Le LBO sur Courtepaille laisse les actionnaires sur leur faim
Courtepaille se révèle être un investissement moins digeste que prévu pour ses actionnaires. Salvepar, qui était entré au tour de table de la chaîne de restauration lors du rachat à effet de levier (LBO) mené par Fondations Capital en mars 2011, a annoncé hier sa sortie. La holding d’investissement désormais filiale de Tikehau a cédé sa participation de 12% à CM-CIC Finance, déjà présent au capital.
Ce que le communiqué de Salvepar ne dit pas, c’est que cette cession sanctionne la perte de valeur de Courtepaille. Pour son troisième LBO, la chaîne de restauration célèbre pour ses toits en chaume et ses grillades au feu de bois a été valorisée 245 millions d’euros il y a deux ans. Un prix qui incluait un financement à l’époque novateur en France, une dette «unitranche» de 160 millions apportée par ICG, soit une valeur de 85 millions pour l’equity. La transaction valorisait aussi Courtepaille à 8,75 fois son Ebitda 2010.
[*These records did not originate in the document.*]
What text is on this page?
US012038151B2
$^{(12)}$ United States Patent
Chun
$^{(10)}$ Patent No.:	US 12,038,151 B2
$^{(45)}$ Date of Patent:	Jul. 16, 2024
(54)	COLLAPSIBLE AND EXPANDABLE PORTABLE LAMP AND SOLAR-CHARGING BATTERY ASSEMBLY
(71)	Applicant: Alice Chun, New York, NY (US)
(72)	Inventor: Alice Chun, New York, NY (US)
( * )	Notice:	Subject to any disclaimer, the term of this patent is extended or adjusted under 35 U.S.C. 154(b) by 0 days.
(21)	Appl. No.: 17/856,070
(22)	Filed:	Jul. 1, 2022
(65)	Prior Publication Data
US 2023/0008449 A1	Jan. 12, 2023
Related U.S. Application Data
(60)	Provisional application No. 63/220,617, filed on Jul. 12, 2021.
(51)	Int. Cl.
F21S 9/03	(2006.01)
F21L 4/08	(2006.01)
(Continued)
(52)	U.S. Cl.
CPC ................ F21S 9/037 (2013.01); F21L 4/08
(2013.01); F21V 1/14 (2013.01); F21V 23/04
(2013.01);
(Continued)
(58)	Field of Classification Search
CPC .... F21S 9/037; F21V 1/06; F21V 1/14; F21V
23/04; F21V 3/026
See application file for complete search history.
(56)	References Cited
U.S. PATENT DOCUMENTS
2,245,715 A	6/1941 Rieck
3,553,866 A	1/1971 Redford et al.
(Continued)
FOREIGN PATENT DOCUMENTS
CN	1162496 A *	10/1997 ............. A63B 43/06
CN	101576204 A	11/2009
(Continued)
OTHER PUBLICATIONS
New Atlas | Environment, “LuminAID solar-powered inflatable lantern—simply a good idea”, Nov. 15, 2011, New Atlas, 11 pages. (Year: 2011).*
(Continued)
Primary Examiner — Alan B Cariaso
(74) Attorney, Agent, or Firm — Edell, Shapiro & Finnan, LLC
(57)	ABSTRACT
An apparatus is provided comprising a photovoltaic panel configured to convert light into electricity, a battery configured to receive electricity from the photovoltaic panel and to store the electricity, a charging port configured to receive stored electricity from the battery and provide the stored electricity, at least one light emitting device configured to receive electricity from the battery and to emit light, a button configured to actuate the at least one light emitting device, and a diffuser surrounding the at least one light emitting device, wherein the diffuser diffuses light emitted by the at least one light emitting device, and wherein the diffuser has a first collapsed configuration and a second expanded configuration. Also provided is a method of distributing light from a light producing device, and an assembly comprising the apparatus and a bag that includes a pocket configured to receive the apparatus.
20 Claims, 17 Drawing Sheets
«Fondations Capital cherchait une transaction qui lui donne de la visibilité et a payé un peu cher», estime un banquier. Le fonds signait alors son deuxième investissement. Personne n'était disponible hier chez Fondations Capital pour commenter le dossier.
Salvepar avait investi à l’époque 12 millions d’euros, ce qui équivaut à une valeur de 100 millions pour l’equity sur la base de 12% du capital. Au prix du bloc échangé hier, Courtepaille n’est plus valorisé que 70 millions hors dette, ou encore 8,25 fois l’Ebitda en valeur d’entreprise selon un proche. Salvepar a d’ailleurs déprécié la valeur de sa ligne dans ses comptes 2012, la ramenant à 7,2 millions selon son document de référence. Elle enregistrera donc une petite plus-value comptable sur 2013, et elle bénéficiera d’un possible complément de prix valable jusqu’à fin 2018 en cas de cession de ces actions par CM-CIC Capital Finance avant cette date.
Entre 2010 et 2011, la Financière Courtepaille, holding du groupe, a fait passer son chiffre d’affaires de 220,8 à 236,7 millions d’euros et son résultat d’exploitation de 18,3 à 19,4 millions, selon le rapport annuel 2011 de Salvepar. Curieusement, ces indicateurs sont absents du rapport annuel 2012. Tout juste celui-ci indique-t-il que «dans un environnement difficile, Courtepaille a continué d’exécuter sa stratégie de croissance organique et d’ouverture de nouveaux restaurants», avec 12 ouvertures. La chaîne comptait 235 restaurants fin décembre, dont 178 en propre.